Case Study 1: GlobalBank Daily Master File Update
Background
Every business day at 6:00 PM Eastern, GlobalBank's online banking systems close for the day. The accounts receivable, teller systems, ATM network, and wire transfer systems have generated 2.3 million transactions stored in the TXN-DAILY file. These transactions must be applied to the ACCT-MASTER file (4.7 million accounts) before the next business day begins at 6:00 AM — a 12-hour batch window that also includes report generation, regulatory feeds, and backups.

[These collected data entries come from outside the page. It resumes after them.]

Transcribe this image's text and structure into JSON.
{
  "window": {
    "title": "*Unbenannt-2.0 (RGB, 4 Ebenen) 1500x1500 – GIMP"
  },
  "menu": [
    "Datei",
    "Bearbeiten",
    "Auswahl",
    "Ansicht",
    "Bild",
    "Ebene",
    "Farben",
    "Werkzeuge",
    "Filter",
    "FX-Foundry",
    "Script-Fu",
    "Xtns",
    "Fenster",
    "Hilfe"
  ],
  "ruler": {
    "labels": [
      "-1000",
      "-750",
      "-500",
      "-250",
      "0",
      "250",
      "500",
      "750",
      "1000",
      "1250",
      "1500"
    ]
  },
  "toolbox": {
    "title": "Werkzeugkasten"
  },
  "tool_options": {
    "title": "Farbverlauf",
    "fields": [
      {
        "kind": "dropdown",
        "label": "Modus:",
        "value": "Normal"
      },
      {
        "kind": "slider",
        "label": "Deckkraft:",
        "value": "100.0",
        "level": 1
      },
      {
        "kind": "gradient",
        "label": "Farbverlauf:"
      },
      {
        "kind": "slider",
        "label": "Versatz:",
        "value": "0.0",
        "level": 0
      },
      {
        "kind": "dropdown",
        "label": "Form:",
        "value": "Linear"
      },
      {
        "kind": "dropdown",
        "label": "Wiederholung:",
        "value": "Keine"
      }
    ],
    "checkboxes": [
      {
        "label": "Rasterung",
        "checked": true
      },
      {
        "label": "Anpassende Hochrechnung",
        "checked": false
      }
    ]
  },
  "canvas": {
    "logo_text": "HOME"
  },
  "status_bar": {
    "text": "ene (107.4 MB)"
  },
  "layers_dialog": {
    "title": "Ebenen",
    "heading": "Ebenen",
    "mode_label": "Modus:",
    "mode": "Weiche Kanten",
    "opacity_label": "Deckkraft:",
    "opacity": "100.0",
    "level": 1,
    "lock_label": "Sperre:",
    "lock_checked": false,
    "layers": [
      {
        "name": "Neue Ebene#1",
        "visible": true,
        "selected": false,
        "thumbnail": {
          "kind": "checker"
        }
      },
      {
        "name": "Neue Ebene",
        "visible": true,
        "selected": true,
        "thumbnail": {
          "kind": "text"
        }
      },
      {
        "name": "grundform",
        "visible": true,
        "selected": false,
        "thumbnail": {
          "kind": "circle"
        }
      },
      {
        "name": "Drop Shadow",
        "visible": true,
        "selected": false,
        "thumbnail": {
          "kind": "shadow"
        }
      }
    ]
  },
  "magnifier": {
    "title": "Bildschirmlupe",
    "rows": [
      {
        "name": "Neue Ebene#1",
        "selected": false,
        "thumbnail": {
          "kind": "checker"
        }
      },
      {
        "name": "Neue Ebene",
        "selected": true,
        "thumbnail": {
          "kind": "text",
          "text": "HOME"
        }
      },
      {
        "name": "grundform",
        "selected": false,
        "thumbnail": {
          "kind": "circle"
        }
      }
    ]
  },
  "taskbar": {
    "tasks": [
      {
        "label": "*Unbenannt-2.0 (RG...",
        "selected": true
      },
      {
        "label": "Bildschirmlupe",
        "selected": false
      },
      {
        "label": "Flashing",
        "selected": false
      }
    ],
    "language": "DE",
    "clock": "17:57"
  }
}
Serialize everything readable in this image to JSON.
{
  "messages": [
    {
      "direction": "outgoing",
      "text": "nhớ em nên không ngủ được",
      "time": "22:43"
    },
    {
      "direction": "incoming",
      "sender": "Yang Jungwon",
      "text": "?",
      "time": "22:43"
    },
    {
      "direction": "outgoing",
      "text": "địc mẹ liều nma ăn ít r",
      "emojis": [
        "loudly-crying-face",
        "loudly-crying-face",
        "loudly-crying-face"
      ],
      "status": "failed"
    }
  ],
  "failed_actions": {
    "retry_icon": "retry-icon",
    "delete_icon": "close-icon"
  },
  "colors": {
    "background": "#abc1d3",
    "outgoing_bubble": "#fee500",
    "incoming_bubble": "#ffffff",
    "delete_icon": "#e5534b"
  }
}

The DAILY-UPDATE program has been the anchor of this batch cycle since 1992. Maria Chen has maintained it for the last 15 years. "This program is the most important 1,200 lines of COBOL at GlobalBank," she says. "If it produces incorrect results, every account balance in the bank is wrong."
Architecture
The Batch Flow
Step 1: SORT-TXN — Sort TXN-DAILY by account number
Step 2: DAILY-UPDATE — Balanced-line: Old Master + Txns = New Master
Step 3: VERIFY-UPDATE — Compare Old Master + Txns against New Master
Step 4: RENAME — Rename New Master to become tomorrow's Old Master
Step 5: BRANCH-RPT — Control break report by branch
Step 6: EXCEPTION-RPT — Process exception file
Why Balanced-Line Over Random Update
Derek Washington asked the obvious question: "Why not just open the VSAM master file for I-O and REWRITE each account as we process transactions? Why create a whole new master file every day?"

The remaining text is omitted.